I guess that makes me SL3 since I genuinely believe that a suitably high resolution and accurately rendered copy of you is, well, you. I have no problem with that.

But suppose I were to (perfectly, painlessly) fork your entire neural process over to silicon, so that you had an exact mental "twin" entombed in a supercomputer.

Would you then be willing to shoot your biological self in the head, confident that you'd "awaken" as the twin in the same way we awaken from sleep, and from other lapses in the process of consciousness?
posted by kid ichorous at 12:38 AM on November 2, 2007


BTW, I have no idea how I'd answer that myself, but since arcane terminology ("SL?") is rearing its head, I'm curious as to whether this question has already been philosophically decided...
posted by kid ichorous at 12:42 AM on November 2, 2007


Interview
posted by Phanx at 1:53 AM on November 2, 2007


kid ichorous -- as I said, there are issues with duplication. The problem doesn't arise if the scan is destructive. If you could somehow do it non-destructively, then you'd have to look at the process as creating a new immortal twin of yourself while the old mortal self would grind on.
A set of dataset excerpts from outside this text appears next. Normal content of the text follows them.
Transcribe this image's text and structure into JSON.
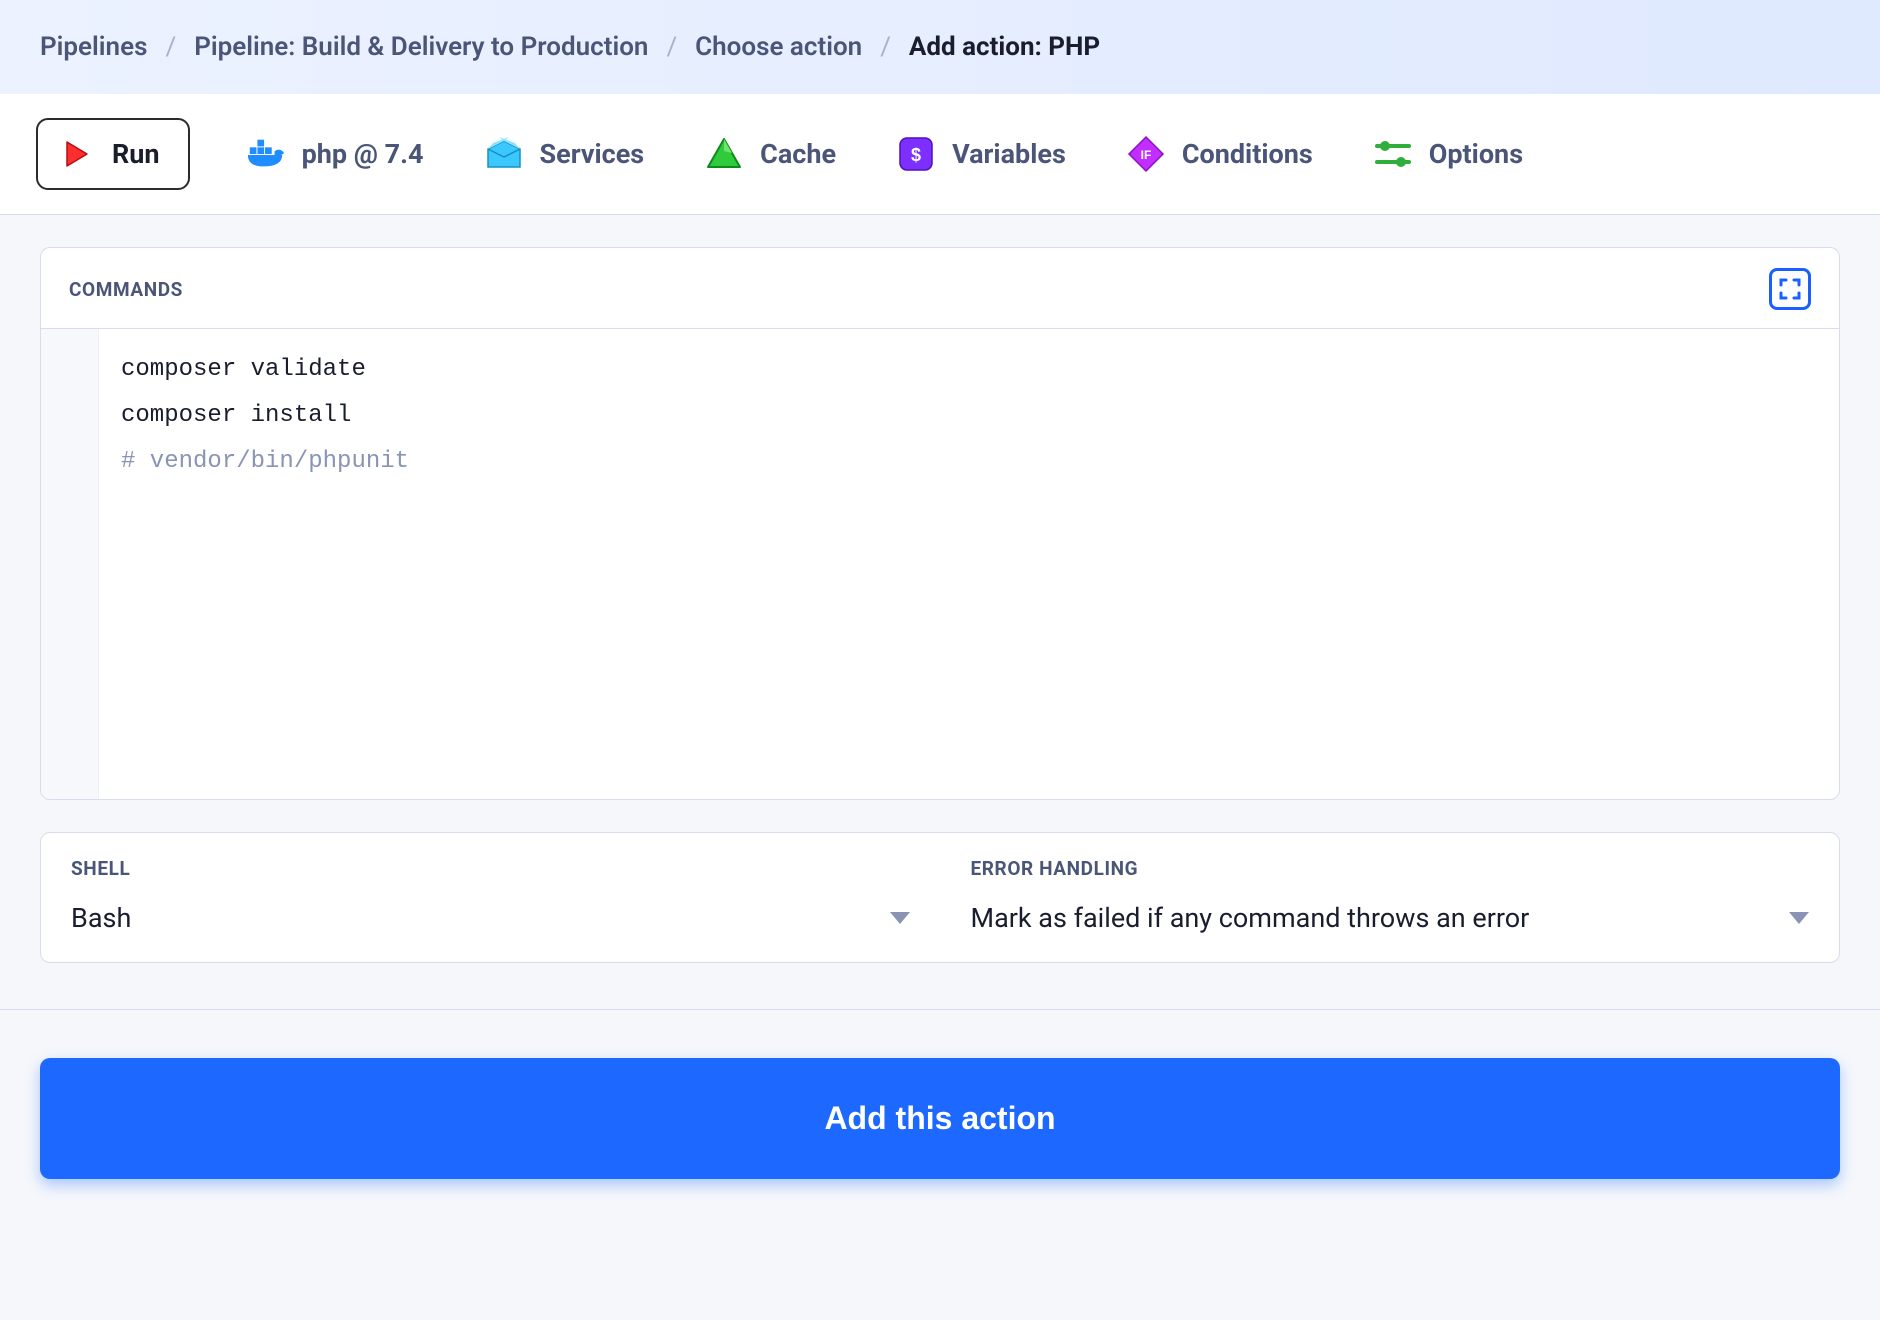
{
  "breadcrumb": {
    "pipelines": "Pipelines",
    "pipeline": "Pipeline: Build & Delivery to Production",
    "choose": "Choose action",
    "current": "Add action: PHP"
  },
  "tabs": {
    "run": "Run",
    "php": "php @ 7.4",
    "services": "Services",
    "cache": "Cache",
    "variables": "Variables",
    "conditions": "Conditions",
    "options": "Options"
  },
  "commands": {
    "label": "COMMANDS",
    "line1": "composer validate",
    "line2": "composer install",
    "line3": "# vendor/bin/phpunit"
  },
  "shell": {
    "label": "SHELL",
    "value": "Bash"
  },
  "error": {
    "label": "ERROR HANDLING",
    "value": "Mark as failed if any command throws an error"
  },
  "footer": {
    "submit": "Add this action"
  }
}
I wouldn't say any of this has been "philosophically decided." Heck, there are still people running around who don't believe mere matter could be all there is to consciousness.

SL refers to topynate's shock level link, which goes to Eliezer Yudkowsky's essay on the four levels of future shock.
posted by localroger at 6:39 AM on November 2, 2007


Thanks, localroger and topynate, I missed that essay.
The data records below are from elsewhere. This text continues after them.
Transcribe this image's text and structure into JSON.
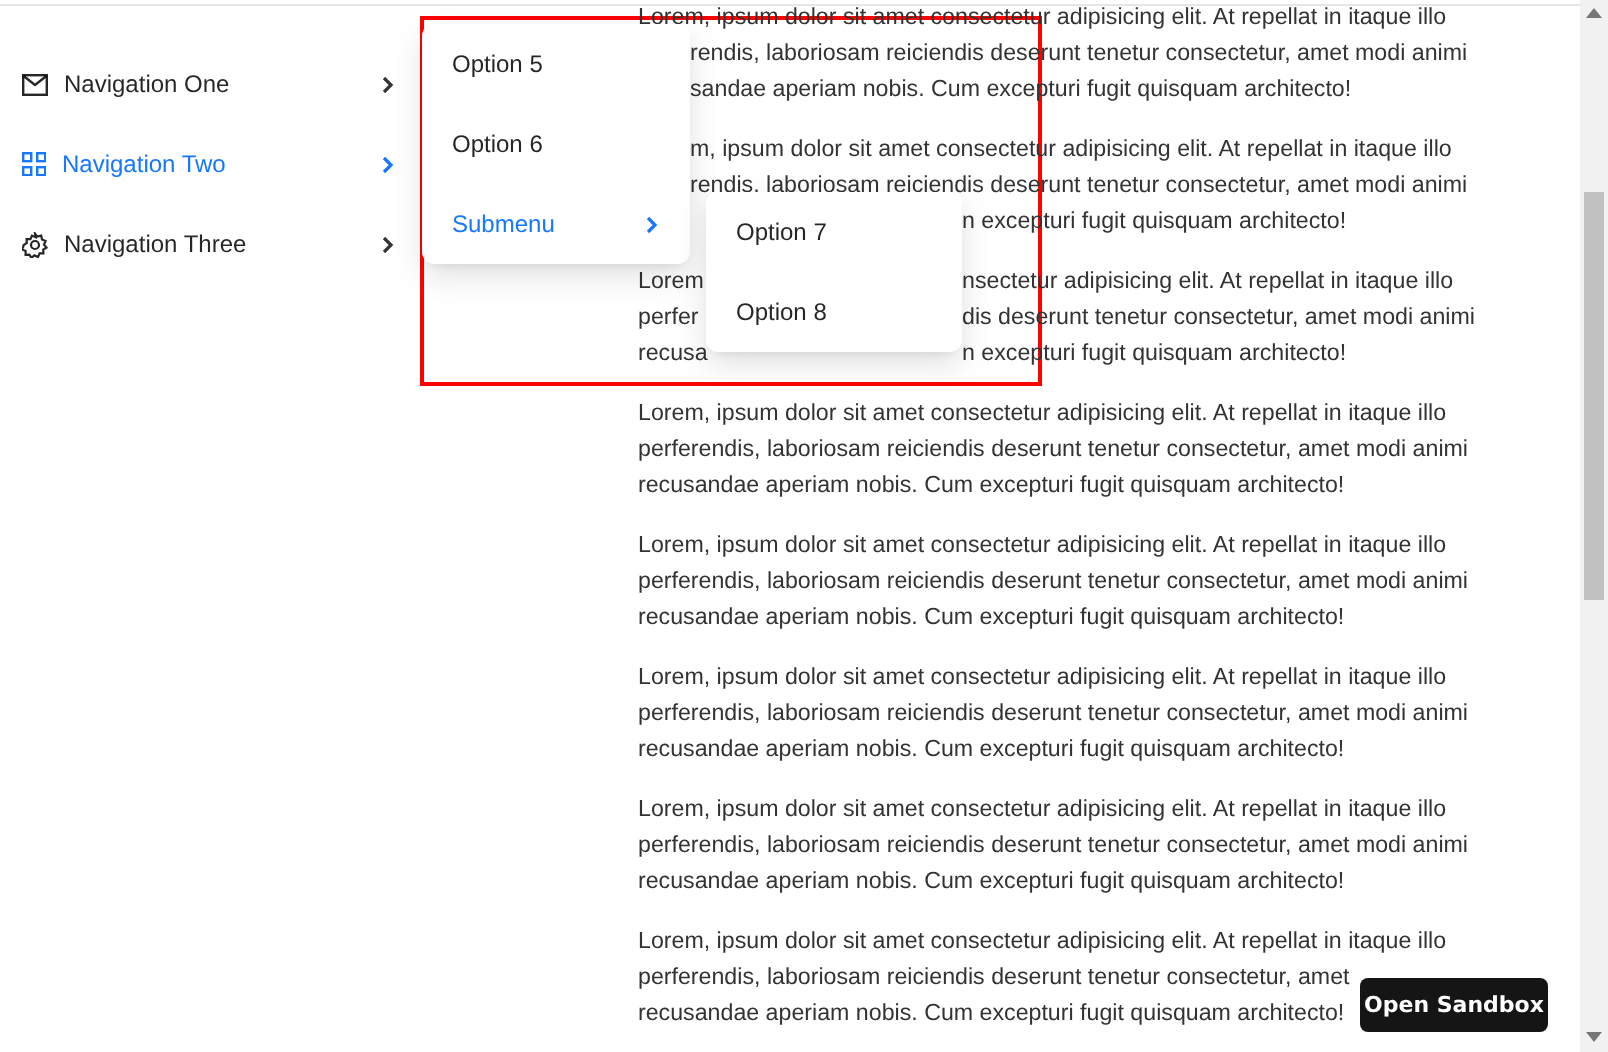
{
  "sidebar": {
    "items": [
      {
        "label": "Navigation One",
        "selected": false
      },
      {
        "label": "Navigation Two",
        "selected": true
      },
      {
        "label": "Navigation Three",
        "selected": false
      }
    ]
  },
  "popup_menu": {
    "items": [
      {
        "kind": "option",
        "label": "Option 5",
        "selected": false
      },
      {
        "kind": "option",
        "label": "Option 6",
        "selected": false
      },
      {
        "kind": "submenu",
        "label": "Submenu",
        "selected": true
      }
    ]
  },
  "submenu": {
    "items": [
      {
        "label": "Option 7",
        "selected": false
      },
      {
        "label": "Option 8",
        "selected": false
      }
    ]
  },
  "content": {
    "paragraphs": [
      {
        "kind": "partial",
        "lines": [
          [
            {
              "kind": "start",
              "text": "Lorem, ipsum dolor sit amet consectetur adipisicing elit. At repellat in itaque illo"
            }
          ],
          [
            {
              "kind": "after_menu",
              "text": "rendis, laboriosam reiciendis deserunt tenetur consectetur, amet modi animi"
            }
          ],
          [
            {
              "kind": "after_menu",
              "text": "sandae aperiam nobis. Cum excepturi fugit quisquam architecto!"
            }
          ]
        ]
      },
      {
        "kind": "partial",
        "lines": [
          [
            {
              "kind": "after_menu",
              "text": "m, ipsum dolor sit amet consectetur adipisicing elit. At repellat in itaque illo"
            }
          ],
          [
            {
              "kind": "after_menu",
              "text": "rendis, laboriosam reiciendis deserunt tenetur consectetur, amet modi animi"
            }
          ],
          [
            {
              "kind": "after_submenu",
              "text": "n excepturi fugit quisquam architecto!"
            }
          ]
        ]
      },
      {
        "kind": "partial",
        "lines": [
          [
            {
              "kind": "start",
              "text": "Lorem"
            },
            {
              "kind": "after_submenu",
              "text": "nsectetur adipisicing elit. At repellat in itaque illo"
            }
          ],
          [
            {
              "kind": "start",
              "text": "perfer"
            },
            {
              "kind": "after_submenu",
              "text": "dis deserunt tenetur consectetur, amet modi animi"
            }
          ],
          [
            {
              "kind": "start",
              "text": "recusa"
            },
            {
              "kind": "after_submenu",
              "text": "n excepturi fugit quisquam architecto!"
            }
          ]
        ]
      },
      {
        "kind": "full",
        "text": "Lorem, ipsum dolor sit amet consectetur adipisicing elit. At repellat in itaque illo perferendis, laboriosam reiciendis deserunt tenetur consectetur, amet modi animi recusandae aperiam nobis. Cum excepturi fugit quisquam architecto!"
      },
      {
        "kind": "full",
        "text": "Lorem, ipsum dolor sit amet consectetur adipisicing elit. At repellat in itaque illo perferendis, laboriosam reiciendis deserunt tenetur consectetur, amet modi animi recusandae aperiam nobis. Cum excepturi fugit quisquam architecto!"
      },
      {
        "kind": "full",
        "text": "Lorem, ipsum dolor sit amet consectetur adipisicing elit. At repellat in itaque illo perferendis, laboriosam reiciendis deserunt tenetur consectetur, amet modi animi recusandae aperiam nobis. Cum excepturi fugit quisquam architecto!"
      },
      {
        "kind": "full",
        "text": "Lorem, ipsum dolor sit amet consectetur adipisicing elit. At repellat in itaque illo perferendis, laboriosam reiciendis deserunt tenetur consectetur, amet modi animi recusandae aperiam nobis. Cum excepturi fugit quisquam architecto!"
      },
      {
        "kind": "partial",
        "lines": [
          [
            {
              "kind": "start",
              "text": "Lorem, ipsum dolor sit amet consectetur adipisicing elit. At repellat in itaque illo"
            }
          ],
          [
            {
              "kind": "start",
              "text": "perferendis, laboriosam reiciendis deserunt tenetur consectetur, amet"
            }
          ],
          [
            {
              "kind": "start",
              "text": "recusandae aperiam nobis. Cum excepturi fugit quisquam architecto!"
            }
          ]
        ]
      }
    ]
  },
  "sandbox_button": {
    "label": "Open Sandbox"
  }
}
It's always creeped me out when they use transporters in Sci Fi for the same reason - does Kirk get disintegrated, only to have a perfect "imposter" Kirk re-assembled somewhere else? And why don't they use transporters to bring back the dead, etc?
posted by kid ichorous at 11:26 AM on November 2, 2007 [1 favorite]
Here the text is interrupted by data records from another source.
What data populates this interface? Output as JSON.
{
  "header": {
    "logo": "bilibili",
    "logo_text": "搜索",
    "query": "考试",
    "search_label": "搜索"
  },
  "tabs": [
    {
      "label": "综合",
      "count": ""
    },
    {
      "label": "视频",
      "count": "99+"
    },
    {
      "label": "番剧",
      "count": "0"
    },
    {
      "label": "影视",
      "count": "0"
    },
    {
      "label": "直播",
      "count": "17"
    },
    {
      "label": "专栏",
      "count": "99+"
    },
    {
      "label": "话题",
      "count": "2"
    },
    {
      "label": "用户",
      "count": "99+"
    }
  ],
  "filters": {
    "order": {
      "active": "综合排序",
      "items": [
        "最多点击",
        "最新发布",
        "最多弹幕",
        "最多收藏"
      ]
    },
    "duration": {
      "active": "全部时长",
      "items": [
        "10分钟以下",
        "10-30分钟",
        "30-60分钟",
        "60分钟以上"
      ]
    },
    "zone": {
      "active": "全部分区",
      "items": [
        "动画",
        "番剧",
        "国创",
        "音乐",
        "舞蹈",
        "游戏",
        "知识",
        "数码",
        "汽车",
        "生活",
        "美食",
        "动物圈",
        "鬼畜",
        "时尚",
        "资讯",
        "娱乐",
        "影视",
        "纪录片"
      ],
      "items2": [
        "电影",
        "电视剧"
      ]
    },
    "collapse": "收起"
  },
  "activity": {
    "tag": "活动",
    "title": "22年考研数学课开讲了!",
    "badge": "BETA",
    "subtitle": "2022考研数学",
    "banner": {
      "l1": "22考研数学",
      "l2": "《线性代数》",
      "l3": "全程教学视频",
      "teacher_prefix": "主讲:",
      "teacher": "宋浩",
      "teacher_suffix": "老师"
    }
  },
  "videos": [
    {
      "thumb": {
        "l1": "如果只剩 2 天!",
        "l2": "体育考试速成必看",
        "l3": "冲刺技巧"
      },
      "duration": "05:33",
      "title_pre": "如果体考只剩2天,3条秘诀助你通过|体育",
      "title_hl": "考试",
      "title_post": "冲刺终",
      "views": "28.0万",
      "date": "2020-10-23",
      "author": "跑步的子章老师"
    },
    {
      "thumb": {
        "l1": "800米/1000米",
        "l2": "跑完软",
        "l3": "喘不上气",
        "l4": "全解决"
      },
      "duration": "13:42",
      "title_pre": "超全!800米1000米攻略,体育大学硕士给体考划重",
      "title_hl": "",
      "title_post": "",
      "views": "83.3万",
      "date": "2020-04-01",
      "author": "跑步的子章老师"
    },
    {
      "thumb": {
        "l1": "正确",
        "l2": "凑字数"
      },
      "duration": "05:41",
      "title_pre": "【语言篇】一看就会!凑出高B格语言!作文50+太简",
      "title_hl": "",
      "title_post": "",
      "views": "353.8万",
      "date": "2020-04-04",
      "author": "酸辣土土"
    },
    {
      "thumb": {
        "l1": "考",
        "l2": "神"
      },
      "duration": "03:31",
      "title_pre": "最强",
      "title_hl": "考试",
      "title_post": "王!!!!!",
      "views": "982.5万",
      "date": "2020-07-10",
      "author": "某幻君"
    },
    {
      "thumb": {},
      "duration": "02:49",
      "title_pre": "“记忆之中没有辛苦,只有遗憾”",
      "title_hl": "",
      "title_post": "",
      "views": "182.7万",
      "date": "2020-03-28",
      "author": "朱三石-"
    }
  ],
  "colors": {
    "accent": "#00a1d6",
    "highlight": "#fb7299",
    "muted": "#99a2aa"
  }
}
mdn, I don't know that it's a good idea to introduce modal realism, but it answers all questions of extra-materiality by stating that anything possible is actual in some world

THat doesn't answer any of these questions, because the issue is what's possible. Can the form of something exist distinctly from the actual matter? If you think you can download a mind from a brain, you are saying yes - that there is something aside from the matter itself - that it is the organization or form of the matter that is really the important part. It is not the blood and flesh, the actual warm sticky 3 pounds in your skull, that is your mind; it's some information (or, idea) coded into that.

If you believe that, you are endorsing a new, more high-tech, but completely analogous notion of "soul". You are absolutely not a committed materialist at that point. That is a kind of idealism (no shame, just pointing it out).
posted by mdn at 2:02 PM on November 2, 2007


I suspect as we uncover the secrets of disease and aging that we'll be able to do more about accidents and death.

This may happen eventually, but it may be an even longer time frame than it'd be to achieve medical immortality.

Think about it. Our culture is built upon the assumption that a certain amount of lethal risk is acceptable. Otherwise we'd not have mass transportation, which carries with it a certain inherent risk even if you never board a car in your life.

A great portion of that accidental death is from transportation, and to do without it we'd have to greatly change how our modern society works. Historically, these are changes that don't usually occur if people with lots of money don't wish them to happen, and those are the ones who stand to gain the most from keeping it.